Judge Shields TPP From Freedom Of Information Act
Note: The court rejected the FOIA request for the TPP claiming a national security exemption in the statute. The US has a tendency to over-classify and when trade agreements are classified documents it makes it almost impossible to get them under FOIA.
MANHATTAN (CN) – Drafts of the “vast, sweeping” trade agreement that the United States is secretly negotiating with 11 other world powers are not subject to the Freedom of Information Act, a federal judge ruled. The Trans-Pacific Partnership is a proposed trade agreement between 12 countries bordering the Pacific Rim setting international standards over labor, the environment, agriculture, medicine, labor, the Internet, human rights, intellectual property rights and many other issues.
Though first announced to Congress in 2009, a confidentiality agreement that the participating countries reached protects their proposals from public disclosure until there is a final agreement.

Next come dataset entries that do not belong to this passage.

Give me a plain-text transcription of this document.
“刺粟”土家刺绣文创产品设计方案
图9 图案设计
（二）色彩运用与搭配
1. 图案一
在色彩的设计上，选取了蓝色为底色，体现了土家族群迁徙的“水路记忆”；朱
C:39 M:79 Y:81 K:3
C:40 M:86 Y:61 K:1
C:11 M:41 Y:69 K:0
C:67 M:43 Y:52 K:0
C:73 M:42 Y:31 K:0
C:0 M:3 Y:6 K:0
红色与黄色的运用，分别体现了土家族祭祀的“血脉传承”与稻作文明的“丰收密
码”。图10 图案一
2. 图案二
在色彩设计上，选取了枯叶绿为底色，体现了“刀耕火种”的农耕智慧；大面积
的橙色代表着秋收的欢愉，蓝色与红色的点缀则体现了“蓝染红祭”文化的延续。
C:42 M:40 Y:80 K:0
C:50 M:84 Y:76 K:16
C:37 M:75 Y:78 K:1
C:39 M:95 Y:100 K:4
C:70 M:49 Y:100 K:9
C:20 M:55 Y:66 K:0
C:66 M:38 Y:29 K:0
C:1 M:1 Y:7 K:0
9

Most information about the deal has come to light through leaks to the press. WikiLeaks, which has already disclosed multiple chapters, offered a $100,000 bounty this past summer for the full text of the draft chapters.
Intellectual Property Watch, a nonprofit news outlet better known as IP Watch, and its editor-in-chief William New took a more traditional path to wresting out the information. In 2012, the group sent the U.S. Trade Representative a wide-ranging FOIA request that sought draft chapters of the U.S. positions, plus the trade representative’s communications with the so-called Industry Trade Advisory Committees. President Barack Obama appointed these ITACs to consul on U.S. interests. The Washington-based advocacy group Public Citizen estimates that more than 500 corporate “trade advisors” have special access to such information in this role>
Though the U.S. Trade Representative refused to release the drafts under an exemption protecting national-security information, the agency did disclose roughly 400 pages of the emails of discussions with the ITACs.IP Watch then sued the agency in Manhattan to acquire the withheld documents.
Earlier this year, the website’s attorney Jonathan Manes noted in a brief that the disclosure of the records would not violate the confidentiality agreement because the website sought only the positions of the United States, not those of other countries. Manes, who works with Yale University’s Media Freedom and Information Access Clinic, added that the trade representative never “described actual harm” from the disclosure.
Barbara Weisel, an assistant U.S. Trade Representative for Southeast Asia and the Pacific, told the court that the documents contain “summaries about the work and progress” in TPP negotiations and “candid assessments” about reaching consensus with other countries. U.S. District Judge Edgardo Ramos nevertheless called the threat of harm “at the very least, plausible,” at least with regards to “foreign relations.” “As plaintiffs fail to recognize, disclosure may very well reduce the U.S.’s flexibility and complicate information exchanges and bargaining with other countries not involved in TPP negotiations, regardless of the fact that the other 11 countries participating in the TPP are already privy to U.S. positions and proposals,” the 35-page opinion released Friday states.
Since corporate advisers are consultants, not federal agencies, however, the judge question the U.S. Trade Representative’s use of an exemption concerning interagency communications to withhold some of its emails with the ITACs. The parties will continue to spar over whether other emails are protected under exemptions protecting trade secrets or nondisclosure provisions of other statutes.
In pushing this part of the litigation forward, Ramos ripped the U.S. Trade Representative for making “conclusory” declarations in support of withholding information that “cast doubt on the care and thoughtfulness with which the redactions were made.” The U.S. Trade Representative’s office did not immediately respond to a request for comment.
In a phone interview, IP Watch’s attorney Manes said that “upshot” of the judge’s national-security finding is that “these kind of trade negotiations will continue to be negotiated in secret” until a final deal has been reached.
Since Congress can decide only whether to approve – but not amend – an agreement, this arrangement leaves the public with “no meaningful input in these lawmaking processes,” Manes lamented.
As the TPP negotiators kicked off another round of talks this week in Atlanta, Ga., multiple news outlets are speculating that a deal may be imminent. Politico quoted U.S. Trade Representative Michael Froman dispelling the rumors of a rush toward an agreement, but Canada’s Macleans magazine reported that its country’s conservative government is pushing for consensus before the weekend in a “final sprint toward election day.”
The TPP is also shaping up to be an electoral issue in the United States, with presidential candidates from both parties expressing skepticism of the opaque treaty with potentially massive implications on a variety of issues in their platforms.
Manes believes that the information his clients may still receive can inform the public debate by illuminating who advocated for what positions, and whose interest the deal serves. “We hope that those disclosures can happen before the agreement’s finalized, but even afterward, I think there’s historical interest and lessons to be learned for future negotiations,” he said.